Resolving South Asian Orthographic Indeterminacy In Colonial-Era Archives

Amardeep Singh (amsp@lehigh.edu), Lehigh University, United States of America

One of the challenges of doing archival research with respect to colonial-era Indian print archives is orthography. A substantial number of Indian newspapers produced under have now been digitized, and are accessible through services such as Readex’s “South Asian Newspapers” archive, the Digital Library of India, the Panjab Digital Library, and others.

Within the English-language archive, the searchability of these archives is limited, in large part due to idiosyncratic choices made by editors and authors in rendering words from South Asian languages in Roman script. Thus, the pioneering feminist doctor whose name is usually rendered as “Rukhmabai” by present-day scholars was quite often represented as “Rukmabai,” “Rukmibai” and “Rukhmibai” in English-language newspapers from the British colonial era. The Roman rendering of Bengali-language names such as “Chatterjee” and “Tagore” also have similar indeterminacy (Chatterjee could be rendered in Indian print archives as “Chatterji,” “Chaterjee,” or “Chattopadhyay”; “Tagore” could be “Thakur”).

The orthographic indeterminacies also proliferate beyond how authors’ names are rendered; indeed, we see the issue occurring with reference especially to the representation of South Asian vowel forms (“i” vs “ee”; “u” vs. “oo”), aspirated consonants (“d vs” “dh”; “t” vs “th”; “b” vs. “bh”), and labials (“b” vs. “v”). Given that these archives tend to have simple search features that do not feature intelligent spelling correction, searching for topics of historical interest (“sati” or “satee” or “suttee”?) can lead to highly incomplete results.

Finally, orthographic indeterminacy can be an issue within and across South Asian languages themselves. “V” sounds in the Punjabi language, for instance, are frequently pronounced and spelled with “b” or “bh” in Hindi. The “ā” vowel sound common in many north Indian languages is rendered as “ɒ” (that is to say, a soft “o” sound) in Bengali.

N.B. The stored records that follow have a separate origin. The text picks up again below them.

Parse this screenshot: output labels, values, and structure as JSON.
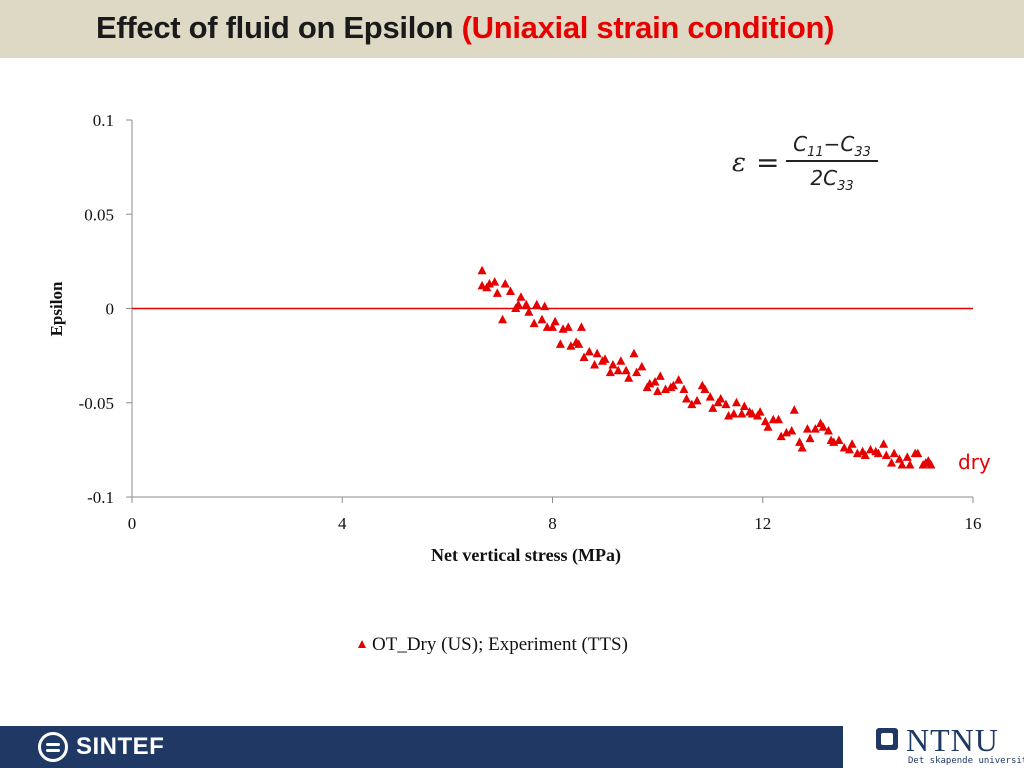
{
  "slide": {
    "title": "Effect of fluid on Epsilon ",
    "title_highlight": "(Uniaxial strain condition)",
    "formula": {
      "lhs": "ε",
      "eq": "=",
      "numerator": "C11−C33",
      "denominator": "2C33"
    },
    "annotation": "dry",
    "legend_label": "OT_Dry (US); Experiment (TTS)"
  },
  "footer": {
    "left_logo": "SINTEF",
    "right_logo": "NTNU",
    "right_tagline": "Det skapende universitet"
  },
  "colors": {
    "series": "#e60000",
    "title_bar": "#ddd9c4",
    "footer": "#1f3864"
  },
  "chart_data": {
    "type": "scatter",
    "xlabel": "Net vertical stress (MPa)",
    "ylabel": "Epsilon",
    "xlim": [
      0,
      16
    ],
    "ylim": [
      -0.1,
      0.1
    ],
    "xticks": [
      0,
      4,
      8,
      12,
      16
    ],
    "yticks": [
      0.1,
      0.05,
      0,
      -0.05,
      -0.1
    ],
    "ytick_labels": [
      "0.1",
      "0.05",
      "0",
      "-0.05",
      "-0.1"
    ],
    "grid": false,
    "legend_position": "bottom",
    "reference_line": {
      "y": 0,
      "x": [
        0,
        16
      ]
    },
    "series": [
      {
        "name": "OT_Dry (US); Experiment (TTS)",
        "marker": "triangle",
        "points": [
          [
            6.66,
            0.02
          ],
          [
            6.66,
            0.012
          ],
          [
            6.75,
            0.011
          ],
          [
            6.8,
            0.013
          ],
          [
            6.9,
            0.014
          ],
          [
            6.95,
            0.008
          ],
          [
            7.05,
            -0.006
          ],
          [
            7.1,
            0.013
          ],
          [
            7.2,
            0.009
          ],
          [
            7.3,
            0.0
          ],
          [
            7.35,
            0.002
          ],
          [
            7.4,
            0.006
          ],
          [
            7.5,
            0.002
          ],
          [
            7.55,
            -0.002
          ],
          [
            7.65,
            -0.008
          ],
          [
            7.7,
            0.002
          ],
          [
            7.8,
            -0.006
          ],
          [
            7.85,
            0.001
          ],
          [
            7.9,
            -0.01
          ],
          [
            8.0,
            -0.01
          ],
          [
            8.05,
            -0.007
          ],
          [
            8.15,
            -0.019
          ],
          [
            8.2,
            -0.011
          ],
          [
            8.3,
            -0.01
          ],
          [
            8.35,
            -0.02
          ],
          [
            8.45,
            -0.018
          ],
          [
            8.5,
            -0.019
          ],
          [
            8.55,
            -0.01
          ],
          [
            8.6,
            -0.026
          ],
          [
            8.7,
            -0.023
          ],
          [
            8.8,
            -0.03
          ],
          [
            8.85,
            -0.024
          ],
          [
            8.95,
            -0.028
          ],
          [
            9.0,
            -0.027
          ],
          [
            9.1,
            -0.034
          ],
          [
            9.15,
            -0.03
          ],
          [
            9.25,
            -0.033
          ],
          [
            9.3,
            -0.028
          ],
          [
            9.4,
            -0.033
          ],
          [
            9.45,
            -0.037
          ],
          [
            9.55,
            -0.024
          ],
          [
            9.6,
            -0.034
          ],
          [
            9.7,
            -0.031
          ],
          [
            9.8,
            -0.042
          ],
          [
            9.85,
            -0.04
          ],
          [
            9.95,
            -0.039
          ],
          [
            10.0,
            -0.044
          ],
          [
            10.05,
            -0.036
          ],
          [
            10.15,
            -0.043
          ],
          [
            10.25,
            -0.042
          ],
          [
            10.3,
            -0.041
          ],
          [
            10.4,
            -0.038
          ],
          [
            10.5,
            -0.043
          ],
          [
            10.55,
            -0.048
          ],
          [
            10.65,
            -0.051
          ],
          [
            10.75,
            -0.049
          ],
          [
            10.85,
            -0.041
          ],
          [
            10.9,
            -0.043
          ],
          [
            11.0,
            -0.047
          ],
          [
            11.05,
            -0.053
          ],
          [
            11.15,
            -0.05
          ],
          [
            11.2,
            -0.048
          ],
          [
            11.3,
            -0.051
          ],
          [
            11.35,
            -0.057
          ],
          [
            11.45,
            -0.056
          ],
          [
            11.5,
            -0.05
          ],
          [
            11.6,
            -0.056
          ],
          [
            11.65,
            -0.052
          ],
          [
            11.75,
            -0.055
          ],
          [
            11.8,
            -0.056
          ],
          [
            11.9,
            -0.057
          ],
          [
            11.95,
            -0.055
          ],
          [
            12.05,
            -0.06
          ],
          [
            12.1,
            -0.063
          ],
          [
            12.2,
            -0.059
          ],
          [
            12.3,
            -0.059
          ],
          [
            12.35,
            -0.068
          ],
          [
            12.45,
            -0.066
          ],
          [
            12.55,
            -0.065
          ],
          [
            12.6,
            -0.054
          ],
          [
            12.7,
            -0.071
          ],
          [
            12.75,
            -0.074
          ],
          [
            12.85,
            -0.064
          ],
          [
            12.9,
            -0.069
          ],
          [
            13.0,
            -0.064
          ],
          [
            13.1,
            -0.061
          ],
          [
            13.15,
            -0.063
          ],
          [
            13.25,
            -0.065
          ],
          [
            13.3,
            -0.07
          ],
          [
            13.35,
            -0.071
          ],
          [
            13.45,
            -0.07
          ],
          [
            13.55,
            -0.074
          ],
          [
            13.65,
            -0.075
          ],
          [
            13.7,
            -0.072
          ],
          [
            13.8,
            -0.077
          ],
          [
            13.9,
            -0.076
          ],
          [
            13.95,
            -0.078
          ],
          [
            14.05,
            -0.075
          ],
          [
            14.15,
            -0.076
          ],
          [
            14.2,
            -0.077
          ],
          [
            14.3,
            -0.072
          ],
          [
            14.35,
            -0.078
          ],
          [
            14.45,
            -0.082
          ],
          [
            14.5,
            -0.077
          ],
          [
            14.6,
            -0.08
          ],
          [
            14.65,
            -0.083
          ],
          [
            14.75,
            -0.079
          ],
          [
            14.8,
            -0.083
          ],
          [
            14.9,
            -0.077
          ],
          [
            14.95,
            -0.077
          ],
          [
            15.05,
            -0.083
          ],
          [
            15.1,
            -0.082
          ],
          [
            15.15,
            -0.081
          ],
          [
            15.2,
            -0.083
          ]
        ]
      }
    ]
  }
}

A possible solution to the South Asian orthographic indeterminacy problem might be found by appropriating tools developed by digital humanists in Early Modern studies. A team at Newcastle University, led by pioneering DH scholar Hugh Craig, has developed a tool called Corella, which is designed to help resolve orthographic indeterminacies in early modern English corpora (Craig 2010). Here, we propose to use a limited corpus from an existing archive of texts by British authors in India (the Kipling family) as well as a series of Indian authors (the afore-mentioned Rukhmabai as well as several others). We will aim to train Craig’s Corella tool to work with Indian languages rather than with early modern orthography. This will allow us to address linguistic indeterminacies in the Roman rendering of Indian languages along the lines of those mentioned above. Can the searchability of these archives be improved via the use of such tools? What are the prospects of training tools such as Corella to work with larger corpora?


Appendix A

Bibliography
  1. Hugh Craig, R. Whipp, “Old spellings, new methods: automated procedures for indeterminate linguistic data.”
    Literary and Linguistic Computing, Volume 25, Issue 1, 1 April 2010, Pages 37–52.